À quelques heures de la première de son adaptation de “Macbeth”, Nina Cardi (Pauline Clément) est en plein stress.  C’est la première pièce qu’elle met en scène et elle s’attaque à un monument. Elle aurait encore besoin d’un peu de temps pour régler les derniers détails : les réglages lumière, la connivence entre les acteurs principaux, les ajustements de costumes… Mais elle arrive en retard, sans papiers ni le badge qui lui donne accès aux lieux. Le gardien, Stéphane (Guillaume Gallienne), se montre intransigeant, voire particulièrement obtus. Non sans mal, la pauvre Nina finit par accéder au théâtre, mais doit trouver un endroit où ranger son vélo, puisque le local dédié est fermé.
Elle parvient enfin à gagner la scène, où de nouvelles galères l’attendent. Le régisseur, Jacques (Christian Hecq), l’embrouille avec ses termes techniques et la laisse faire face seule à des choix cornéliens quant aux spots à utiliser. L’actrice principale est bloquée à Brest, où elle s’était éclipsée pour tourner une série.
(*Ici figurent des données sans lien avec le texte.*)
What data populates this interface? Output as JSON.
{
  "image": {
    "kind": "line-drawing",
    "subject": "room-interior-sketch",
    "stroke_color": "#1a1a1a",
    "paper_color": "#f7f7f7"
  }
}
L’acteur principal, Philippe Vial (Laurent Stocker), passe son temps à râler, pendant que sa compagne Emilie (Marina Hands) fricote avec Antoine (Julien Frison), un autre comédien de la pièce. Ce dernier se montre tout aussi pénible. Il refuse de porter le costume “turquoise” que Nina a choisi pour lui. Pour lui, c’est du vert, couleur qui porte malheur sur scène. Déjà que la metteuse en scène n’a pas respecté la tradition ancestrale, qui veut qu’on ne parle pas de “Macbeth” mais de “la pièce écossaise”, pour ne pas subir la malédiction associée (1), c’est un coup à porter la poisse, ça… Il ne manquerait plus que quelqu’un prononce le mot “corde” ou dise “bonne chance” plutôt que “merde”, et ce serait la catastrophe…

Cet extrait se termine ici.